L’un des blindés détruits par l’Armée dans l’ex-camp de la Minusma
La prise de l’ex-camp de la Mission multidimensionnelle intégrée des Nations unies pour la stabilisation au Mali (Minusma) à Kidal est actuellement l’objectif principal des Forces armées maliennes (FAMa). Ces derniers jours, celles-ci multiplient les frappes chirurgicales à travers notamment les drones sur l’emprise abandonnée, le 31 octobre dernier, par les Casques bleus des Nations unies et dans laquelle les combattants séparatistes et leurs complices terroristes tentent de s’installer à demeure.
Ce mardi 7 novembre, la Direction de l’information et des relations publiques de l’Armée (Dirpa) a annoncé, dans un communiqué, que les FAMa, dans leur dynamique de surveillance des activités terroristes, ont mené des frappes aériennes contre des cibles terroristes dans l’ex-camp de la Minusma à Kidal. La même source a précisé que ces raids ont permis aux vecteurs aériens de l’Armée d’identifier et de neutraliser plusieurs pick-up des terroristes.
De leur côté, les séparatistes ont, dans un communiqué publié mardi, indiqué que les «frappes des FAMa ont visé un groupe d’enfants non loin du camp de la Minusma et une réunion des notables de la ville». Les groupes séparatistes tentent par des montages grossiers de ternir l’image des Forces de défense et de sécurité. L’objectif est d’accréditer l’idée saugrenue que les soldats arrivent dans la capitale de la 8è région administrative pour une opération de vendetta. Alors qu’il n’en est rien. Parmi les soldats en route pour Kidal figurent beaucoup de ressortissants de la région. Ces derniers ont fait le choix de défendre l’intégrité territoriale de leur pays. Au lieu de se lancer dans une aventure séparatiste sans issue. L’utilisation des images grossièrement manipulées ne saurait barrer la route à la détermination de l’Armée malienne de s’installer dans l’une des capitales régionales du Mali.
DEUX BLINDéS DéTRUITS- La Dirpa n’a pas manqué de battre en brèche, dans son communiqué, les allégations fallacieuses de l’ennemi. Elle invite la population à ne pas céder à la propagande des terroristes visant à ternir la réputation de l’outil de défense nationale. «L’état-major général des Armées rappelle que la sécurisation des personnes et des biens reste la priorité des FAMa partout sur le territoire malien», a relevé le communiqué.
Il faut rappeler que le retrait de la Minusma de ses emprises du Nord du pays a déclenché des hostilités entre l’Armée nationale et les combattants séparatistes. Nos militaires ont dû infliger de lourdes pertes (humaines et matérielles) à l’ennemi pour s’installer dans les anciens camps de la Minusma à Ber (Région de Tombouctou), Anéfis et Tessalit (Région de Kidal).

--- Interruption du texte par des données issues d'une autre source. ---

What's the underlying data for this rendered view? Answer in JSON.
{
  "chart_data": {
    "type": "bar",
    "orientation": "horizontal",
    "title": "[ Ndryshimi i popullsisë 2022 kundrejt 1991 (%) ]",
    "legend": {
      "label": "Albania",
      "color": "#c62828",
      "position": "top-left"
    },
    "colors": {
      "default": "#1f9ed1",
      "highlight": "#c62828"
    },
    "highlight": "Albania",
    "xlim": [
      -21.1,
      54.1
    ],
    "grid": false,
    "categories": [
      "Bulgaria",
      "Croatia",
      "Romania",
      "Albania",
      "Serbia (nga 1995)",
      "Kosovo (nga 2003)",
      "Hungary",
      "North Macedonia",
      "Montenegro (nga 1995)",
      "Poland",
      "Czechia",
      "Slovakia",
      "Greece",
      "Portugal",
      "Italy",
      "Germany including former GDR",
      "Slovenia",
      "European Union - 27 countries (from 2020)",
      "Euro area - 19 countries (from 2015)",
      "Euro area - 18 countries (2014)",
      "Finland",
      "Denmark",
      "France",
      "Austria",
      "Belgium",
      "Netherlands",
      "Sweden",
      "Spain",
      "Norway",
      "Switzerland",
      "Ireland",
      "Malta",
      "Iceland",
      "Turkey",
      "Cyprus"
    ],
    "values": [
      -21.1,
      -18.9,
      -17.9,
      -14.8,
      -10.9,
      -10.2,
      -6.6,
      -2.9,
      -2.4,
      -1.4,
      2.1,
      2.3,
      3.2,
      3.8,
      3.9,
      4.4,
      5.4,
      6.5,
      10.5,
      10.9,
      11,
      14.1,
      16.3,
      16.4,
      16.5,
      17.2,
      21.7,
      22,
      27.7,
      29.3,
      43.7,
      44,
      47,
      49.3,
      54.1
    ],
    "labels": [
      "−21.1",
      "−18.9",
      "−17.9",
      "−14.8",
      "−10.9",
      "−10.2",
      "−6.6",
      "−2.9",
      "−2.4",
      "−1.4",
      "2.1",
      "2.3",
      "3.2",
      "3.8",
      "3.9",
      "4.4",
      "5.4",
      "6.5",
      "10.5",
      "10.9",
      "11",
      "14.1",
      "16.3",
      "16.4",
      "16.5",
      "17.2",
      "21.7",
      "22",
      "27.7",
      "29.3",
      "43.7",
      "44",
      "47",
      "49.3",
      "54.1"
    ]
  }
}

Les FAMa mènent actuellement les frappes ariennes qui empêchent les séparatistes et leurs complices de profiter pleinement des installations abandonnées à Kidal par la Minusma, partie précipitamment sans remettre son camp aux FAMa en violation de la résolution 2690 du Conseil de sécurité des Nations unies.
Les frappes menées hier par les FAMa ont permis de détruire deux véhicules blindés abandonnés par la Minusma. L’un des blindés a été frappé alors qu’il était à l’extérieur du camp de la Minusma. Ce qui accrédite la thèse que l’engin était utilisé par les séparatistes et leurs complices terroristes.
À ce propos, il importe de rappeler que l’utilisation de ces engins de guerre par des combattants qui s’opposent à l’unité nationale est une violation flagrante des dispositions régissant le retrait des troupes onusiennes. Les armements et les munitions des Casques bleus doivent être détruits si la mission se trouve dans l’impossibilité de les emporter pour les soustraire à une utilisation éventuelle par les belligérants.